ASBEST VERWIJDERING BEEKMANS B.V.,

gevestigd te Veghel,

eiseres,

procureur mr. P.C. Veerman,

tegen

de besloten vennootschap met beperkte aansprakelijkheid

BEHEERMAATSCHAPPIJ WED. G.THIJSSENS & ZONEN B.V.,

gevestigd te Amsterdam,

gedaagde,

procureur mr.
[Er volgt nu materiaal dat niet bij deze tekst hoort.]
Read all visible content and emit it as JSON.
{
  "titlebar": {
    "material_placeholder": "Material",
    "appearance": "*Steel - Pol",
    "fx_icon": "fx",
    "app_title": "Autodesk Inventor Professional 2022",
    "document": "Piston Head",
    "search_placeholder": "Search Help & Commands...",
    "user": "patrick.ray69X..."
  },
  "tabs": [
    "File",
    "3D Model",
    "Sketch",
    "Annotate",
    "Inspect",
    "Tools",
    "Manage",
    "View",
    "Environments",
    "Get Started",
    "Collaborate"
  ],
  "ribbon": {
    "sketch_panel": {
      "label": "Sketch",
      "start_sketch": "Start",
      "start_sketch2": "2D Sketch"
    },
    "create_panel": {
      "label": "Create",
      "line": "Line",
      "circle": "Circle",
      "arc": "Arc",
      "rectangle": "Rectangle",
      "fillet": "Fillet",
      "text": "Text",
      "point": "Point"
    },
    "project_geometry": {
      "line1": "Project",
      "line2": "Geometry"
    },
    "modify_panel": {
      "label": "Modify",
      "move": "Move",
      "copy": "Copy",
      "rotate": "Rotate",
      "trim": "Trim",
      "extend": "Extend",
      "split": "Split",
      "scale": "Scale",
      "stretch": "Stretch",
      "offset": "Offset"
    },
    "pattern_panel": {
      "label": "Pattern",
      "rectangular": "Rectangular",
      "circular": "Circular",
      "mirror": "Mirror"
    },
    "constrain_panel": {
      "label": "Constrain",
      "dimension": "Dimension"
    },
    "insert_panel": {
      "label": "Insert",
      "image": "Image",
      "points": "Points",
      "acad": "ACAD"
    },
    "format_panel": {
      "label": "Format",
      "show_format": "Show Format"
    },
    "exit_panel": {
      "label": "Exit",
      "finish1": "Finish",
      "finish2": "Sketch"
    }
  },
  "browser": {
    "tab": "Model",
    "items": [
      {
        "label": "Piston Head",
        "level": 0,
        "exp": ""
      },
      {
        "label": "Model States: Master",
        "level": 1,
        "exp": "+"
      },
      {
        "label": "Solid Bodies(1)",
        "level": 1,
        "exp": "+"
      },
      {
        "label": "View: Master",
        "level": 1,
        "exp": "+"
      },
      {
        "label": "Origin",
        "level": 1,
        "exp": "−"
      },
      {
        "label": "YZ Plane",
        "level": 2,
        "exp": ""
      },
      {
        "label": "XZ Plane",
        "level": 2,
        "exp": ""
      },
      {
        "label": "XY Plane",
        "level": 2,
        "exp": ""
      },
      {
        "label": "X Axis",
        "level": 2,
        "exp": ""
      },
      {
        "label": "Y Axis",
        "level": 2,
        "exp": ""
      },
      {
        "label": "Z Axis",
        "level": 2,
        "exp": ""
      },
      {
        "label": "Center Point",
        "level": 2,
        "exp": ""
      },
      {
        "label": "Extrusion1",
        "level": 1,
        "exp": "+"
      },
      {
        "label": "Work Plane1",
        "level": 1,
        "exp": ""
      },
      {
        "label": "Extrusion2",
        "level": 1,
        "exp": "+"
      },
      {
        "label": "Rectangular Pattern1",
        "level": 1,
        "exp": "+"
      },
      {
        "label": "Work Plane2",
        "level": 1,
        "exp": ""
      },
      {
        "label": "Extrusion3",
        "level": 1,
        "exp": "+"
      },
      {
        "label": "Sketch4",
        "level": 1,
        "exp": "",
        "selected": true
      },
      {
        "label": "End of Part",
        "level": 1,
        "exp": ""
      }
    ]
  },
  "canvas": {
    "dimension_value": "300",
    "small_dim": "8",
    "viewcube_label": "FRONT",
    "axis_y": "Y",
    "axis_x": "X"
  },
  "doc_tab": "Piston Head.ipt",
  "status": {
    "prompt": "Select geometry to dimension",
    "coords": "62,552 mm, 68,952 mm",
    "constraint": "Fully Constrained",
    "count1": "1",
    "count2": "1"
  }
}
C.F. van der Vlis.

Partijen zullen hierna Beekmans en Thijssens genoemd worden.

1. De procedure

1.1. Het verloop van de procedure blijkt uit:

- de dagvaarding van 7 augustus 2007 met producties;

- de conclusie van antwoord met producties;

- het tussenvonnis van 9 januari 2008 houdende bepaling comparitie;

- het proces-verbaal van comparitie van 25 april 2008.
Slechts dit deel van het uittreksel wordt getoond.